First, here is your circuit that we are discussing:

There are three seperate and mostly independent high pass filters in this circuit.
From the signal at J1-2, C1 works against the parallel combination of R2, R1, and the impedance on the emitter reflected back to the base. R2 // R1 = 2.4 kΩ. However, the emitter impedance reflected back to the base is dependent on the actual transistor gain, so we can only guess. This is not a good circuit, precisely because its characteristics are dependent on the transistor gain.
With the electret microphone and R6 pullup as input, the impedance of the signal at the left side of C1 is R6. This adds to the overall impedance C1 is working against, for a total of 4.6 kΩ.
10 µF and 4.6 kΩ has a rolloff frequency of 3.5 Hz. That's the minimum high pass knee due to C1. At 3.5 Hz, the impedance magnitude of C3 is 98 Ω. That's well below R3, which is 220 Ω, so C3 dominates at these frequencies. Let's say we think Q1 has gain of 100, so C3 reflected to the base is 4.7 µF. That is effectively in parallel with C1 for the purpose of computing the high pass rolloff. The capacitance is then (10 µF) // (4.7 µF) = 15 µF. The rolloff with that and 4.6 kΩ is 2.3 Hz.
C3 and R3 form a different kind of high pass filter. At low frequencies, the gain is set by R3. At higher frequencies, the gain goes higher due to C3. Eventually it gets so high the transistor can't support it for other reasons, and the gain flattens out.

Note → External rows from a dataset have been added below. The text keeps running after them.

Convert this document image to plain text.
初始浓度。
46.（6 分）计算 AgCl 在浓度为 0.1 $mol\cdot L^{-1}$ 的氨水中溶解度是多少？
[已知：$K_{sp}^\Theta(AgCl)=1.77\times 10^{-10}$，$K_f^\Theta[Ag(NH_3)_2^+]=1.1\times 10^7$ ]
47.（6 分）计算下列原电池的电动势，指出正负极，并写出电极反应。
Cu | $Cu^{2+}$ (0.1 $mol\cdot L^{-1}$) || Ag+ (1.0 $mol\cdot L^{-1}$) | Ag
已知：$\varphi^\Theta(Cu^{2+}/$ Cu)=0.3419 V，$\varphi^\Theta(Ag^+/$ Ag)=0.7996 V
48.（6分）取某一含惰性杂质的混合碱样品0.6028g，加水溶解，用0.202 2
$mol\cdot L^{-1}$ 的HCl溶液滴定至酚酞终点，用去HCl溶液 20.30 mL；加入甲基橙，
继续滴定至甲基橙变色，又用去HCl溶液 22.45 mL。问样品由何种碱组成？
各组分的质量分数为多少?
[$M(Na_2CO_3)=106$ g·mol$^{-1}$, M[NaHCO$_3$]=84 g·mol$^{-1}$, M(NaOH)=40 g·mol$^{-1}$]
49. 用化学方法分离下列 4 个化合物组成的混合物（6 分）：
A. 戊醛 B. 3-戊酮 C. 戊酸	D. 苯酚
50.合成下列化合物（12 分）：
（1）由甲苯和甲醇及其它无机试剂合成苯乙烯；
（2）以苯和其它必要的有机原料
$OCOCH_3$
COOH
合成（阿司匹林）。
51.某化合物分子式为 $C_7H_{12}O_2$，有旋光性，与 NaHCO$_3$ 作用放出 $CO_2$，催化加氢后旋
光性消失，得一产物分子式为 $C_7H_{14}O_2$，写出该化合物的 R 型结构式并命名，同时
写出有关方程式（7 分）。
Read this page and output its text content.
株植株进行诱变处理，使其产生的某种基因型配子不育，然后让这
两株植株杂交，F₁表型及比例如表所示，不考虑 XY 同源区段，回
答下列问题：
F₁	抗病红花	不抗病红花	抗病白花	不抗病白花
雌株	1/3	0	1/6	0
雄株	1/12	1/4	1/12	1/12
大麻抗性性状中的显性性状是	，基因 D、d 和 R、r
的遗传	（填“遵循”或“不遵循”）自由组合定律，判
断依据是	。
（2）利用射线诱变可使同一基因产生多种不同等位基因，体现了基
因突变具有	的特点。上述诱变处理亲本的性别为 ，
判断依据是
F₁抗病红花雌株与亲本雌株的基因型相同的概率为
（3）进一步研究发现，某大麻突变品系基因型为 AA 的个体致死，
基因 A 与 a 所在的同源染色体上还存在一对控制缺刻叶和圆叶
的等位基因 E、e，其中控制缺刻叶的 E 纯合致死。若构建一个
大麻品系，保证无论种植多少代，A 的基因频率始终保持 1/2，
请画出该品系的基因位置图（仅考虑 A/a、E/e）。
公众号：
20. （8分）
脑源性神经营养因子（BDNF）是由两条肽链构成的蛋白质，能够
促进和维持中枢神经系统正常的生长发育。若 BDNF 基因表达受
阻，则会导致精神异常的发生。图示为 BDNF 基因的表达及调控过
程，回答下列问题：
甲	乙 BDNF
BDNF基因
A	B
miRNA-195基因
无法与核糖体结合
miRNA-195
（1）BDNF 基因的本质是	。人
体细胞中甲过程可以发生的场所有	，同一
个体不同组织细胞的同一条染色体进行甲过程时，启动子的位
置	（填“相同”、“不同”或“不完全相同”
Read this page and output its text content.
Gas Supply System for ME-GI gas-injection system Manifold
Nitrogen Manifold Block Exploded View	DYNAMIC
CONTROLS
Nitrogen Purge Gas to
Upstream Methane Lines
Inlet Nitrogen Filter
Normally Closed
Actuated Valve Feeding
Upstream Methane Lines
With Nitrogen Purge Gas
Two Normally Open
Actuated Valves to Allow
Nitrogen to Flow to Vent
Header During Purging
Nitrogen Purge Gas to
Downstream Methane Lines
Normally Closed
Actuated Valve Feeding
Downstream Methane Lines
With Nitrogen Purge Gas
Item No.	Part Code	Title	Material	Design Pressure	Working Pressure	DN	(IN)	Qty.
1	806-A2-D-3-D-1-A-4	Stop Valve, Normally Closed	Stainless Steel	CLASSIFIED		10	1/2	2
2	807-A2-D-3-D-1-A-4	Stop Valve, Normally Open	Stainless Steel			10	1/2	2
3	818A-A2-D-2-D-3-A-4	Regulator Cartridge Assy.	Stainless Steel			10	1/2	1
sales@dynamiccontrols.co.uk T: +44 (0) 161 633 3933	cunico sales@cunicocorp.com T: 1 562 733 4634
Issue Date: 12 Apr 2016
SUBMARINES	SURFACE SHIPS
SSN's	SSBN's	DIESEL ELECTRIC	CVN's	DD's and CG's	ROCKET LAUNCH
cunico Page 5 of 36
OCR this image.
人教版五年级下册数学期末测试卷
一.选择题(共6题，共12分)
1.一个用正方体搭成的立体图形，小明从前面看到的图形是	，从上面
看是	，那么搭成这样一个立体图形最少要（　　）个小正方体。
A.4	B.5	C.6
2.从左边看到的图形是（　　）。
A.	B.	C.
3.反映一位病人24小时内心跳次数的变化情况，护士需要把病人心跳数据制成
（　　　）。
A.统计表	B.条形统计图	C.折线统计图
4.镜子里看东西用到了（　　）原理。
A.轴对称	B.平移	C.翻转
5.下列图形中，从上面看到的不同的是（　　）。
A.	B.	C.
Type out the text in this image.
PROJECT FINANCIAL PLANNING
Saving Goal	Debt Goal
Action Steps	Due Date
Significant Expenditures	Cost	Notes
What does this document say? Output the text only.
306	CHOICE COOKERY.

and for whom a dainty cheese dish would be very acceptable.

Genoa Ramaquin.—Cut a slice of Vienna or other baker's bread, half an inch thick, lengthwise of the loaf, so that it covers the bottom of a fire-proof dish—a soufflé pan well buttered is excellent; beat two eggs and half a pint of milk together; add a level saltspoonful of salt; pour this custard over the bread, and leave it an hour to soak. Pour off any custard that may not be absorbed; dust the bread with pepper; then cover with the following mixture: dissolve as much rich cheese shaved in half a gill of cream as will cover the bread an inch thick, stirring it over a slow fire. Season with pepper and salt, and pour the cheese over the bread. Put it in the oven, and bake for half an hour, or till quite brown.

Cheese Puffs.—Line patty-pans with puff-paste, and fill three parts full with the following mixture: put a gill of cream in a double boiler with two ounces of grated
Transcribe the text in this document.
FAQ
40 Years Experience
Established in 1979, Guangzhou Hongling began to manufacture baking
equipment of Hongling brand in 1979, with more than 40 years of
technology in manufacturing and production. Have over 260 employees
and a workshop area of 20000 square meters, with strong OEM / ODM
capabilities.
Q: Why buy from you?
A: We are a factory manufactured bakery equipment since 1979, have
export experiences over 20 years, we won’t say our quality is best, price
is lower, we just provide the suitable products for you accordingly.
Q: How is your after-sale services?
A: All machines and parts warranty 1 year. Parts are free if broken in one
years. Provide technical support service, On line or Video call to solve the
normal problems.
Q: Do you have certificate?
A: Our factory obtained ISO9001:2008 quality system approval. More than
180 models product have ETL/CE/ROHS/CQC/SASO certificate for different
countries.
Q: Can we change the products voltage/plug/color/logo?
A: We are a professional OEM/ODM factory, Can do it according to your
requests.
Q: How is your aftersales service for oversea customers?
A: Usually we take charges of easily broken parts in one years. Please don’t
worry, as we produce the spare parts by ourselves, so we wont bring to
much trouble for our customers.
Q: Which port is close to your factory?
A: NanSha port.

As I said, this is not a good circuit, mostly due to a capacitor directly between the emitter of Q1 and ground.
In any case, the rolloff frequency of C3 and R3 is 1.5 Hz, so well below the effect due to C1.
C2 forms a high pass filter against R5 and the impedance of the signal on the collector of Q1. Again, the impedance around the transistor is hard to judge, but can't be more than 2.2 kΩ at the collector due to R4. To evaluate this as a audio amp, we'll be conservative and see what only C2 and R5 result in. That's 7.2 Hz. Taking the impedance feeding C2 into account will only make that go lower.
So we have three high-pass features in this amplifier at roughly 2 Hz, 1.5 Hz, and 7 Hz. Even though there will be variation in some of these due to the gain of Q1, we can conclude that most of the high-pass characteristics are well into the pass band at the lower audio limit of 20 Hz. So while the gain and frequency response is somewhat unpredictable due to bad design around the emitter of Q1, at least is appears the high pass filters are properly placed to not interfere with even "HiFi" audio.